Esta relación bilateral entre individuos se ha venido formalizando en diversos sectores de la cultura norteamericana, desde el ámbito empresarial, donde comúnmente la habíamos visto, hasta los espacios educativos donde recientemente se está instrumentando. Así, surgen grandes instituciones y asociaciones que integran e invitan a diversos sectores a seguir las prácticas y métodos que más les han funcionado para el desarrollo de esta disciplina. Por ejemplo, en el caso específico de la University of New Mexico se ha creado el Mentoring Institute, como un centro de investigación y promoción de esta práctica para toda la comunidad estudiantil y los diversos sectores que en ella se involucran. De igual modo, esta misma oficina organiza anualmente junto con la International Mentoring Association un Congreso que reúne a grandes profesionales de todo el mundo para exponer de manera práctica las investigaciones y resultados a los que continuamente han llegado en el establecimiento y la utilización de las redes de mentoring en
las diferentes disciplinas.

Por otro lado, en el caso del sistema educativo mexicano no ha existido una propuesta real con suficiente fuerza para lograr integrar tan valuable práctica de enseñanza en la cotidianidad de la educación formal. Hace falta incentivar a los estudiantes mediante ejemplos presenciales a desarrollar o liberar aquel potencial o talento que pocas veces conocen o tienen la capacidad de explotar. Hace falta formular una propuesta que sea tomada en cuenta por los hacedores de la política educativa para poner en práctica dentro de los centros educativos esta disciplina educacional y formativa.

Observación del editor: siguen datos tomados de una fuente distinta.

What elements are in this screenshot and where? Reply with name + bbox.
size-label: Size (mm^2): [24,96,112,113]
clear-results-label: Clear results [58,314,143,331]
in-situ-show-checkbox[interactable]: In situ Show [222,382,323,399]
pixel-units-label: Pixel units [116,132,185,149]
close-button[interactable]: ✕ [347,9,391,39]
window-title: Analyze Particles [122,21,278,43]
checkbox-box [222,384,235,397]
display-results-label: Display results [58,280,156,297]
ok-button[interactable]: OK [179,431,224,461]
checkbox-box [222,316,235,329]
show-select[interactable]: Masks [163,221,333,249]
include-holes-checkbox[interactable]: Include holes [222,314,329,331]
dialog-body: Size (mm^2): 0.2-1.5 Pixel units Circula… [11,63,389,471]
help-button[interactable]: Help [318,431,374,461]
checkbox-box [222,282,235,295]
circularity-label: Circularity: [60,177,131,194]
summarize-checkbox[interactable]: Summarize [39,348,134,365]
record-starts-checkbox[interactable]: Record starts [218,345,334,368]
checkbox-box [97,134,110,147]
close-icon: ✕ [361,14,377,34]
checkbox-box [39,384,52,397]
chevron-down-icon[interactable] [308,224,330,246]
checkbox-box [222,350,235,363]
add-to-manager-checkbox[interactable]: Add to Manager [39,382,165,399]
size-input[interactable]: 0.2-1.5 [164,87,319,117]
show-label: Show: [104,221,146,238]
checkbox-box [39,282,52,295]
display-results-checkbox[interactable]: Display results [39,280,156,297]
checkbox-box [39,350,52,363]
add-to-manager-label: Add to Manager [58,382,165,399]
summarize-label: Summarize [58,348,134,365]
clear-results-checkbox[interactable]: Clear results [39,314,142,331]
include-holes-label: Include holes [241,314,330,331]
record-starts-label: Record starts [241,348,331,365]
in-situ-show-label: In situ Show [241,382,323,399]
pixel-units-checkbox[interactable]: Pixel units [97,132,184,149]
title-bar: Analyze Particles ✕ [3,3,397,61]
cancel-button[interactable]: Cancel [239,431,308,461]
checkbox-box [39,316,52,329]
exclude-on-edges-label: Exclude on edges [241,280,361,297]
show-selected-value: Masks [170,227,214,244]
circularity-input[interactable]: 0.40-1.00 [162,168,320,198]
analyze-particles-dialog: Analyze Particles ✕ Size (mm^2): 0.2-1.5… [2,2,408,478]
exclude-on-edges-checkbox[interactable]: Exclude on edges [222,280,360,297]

Por último, no debemos quedarnos con posibles propuestas, debemos ir más allá de la propia política pública, debemos tener el compromiso como ciudadanos para fortalecer y estar dispuestos a compartir lo que sabemos a aquellos genios en potencia que son la niñez y juventud de nuestra gran nación.

Una relación personalizada lograba preparar de manera competitiva a la nueva generación de pensadores para incidir en el mundo de las ideas del momento y así nuevamente formar a sus discípulos, de esta manera la historia nos enseñó que Aristóteles fue el gran mentor de Alejandro Magno.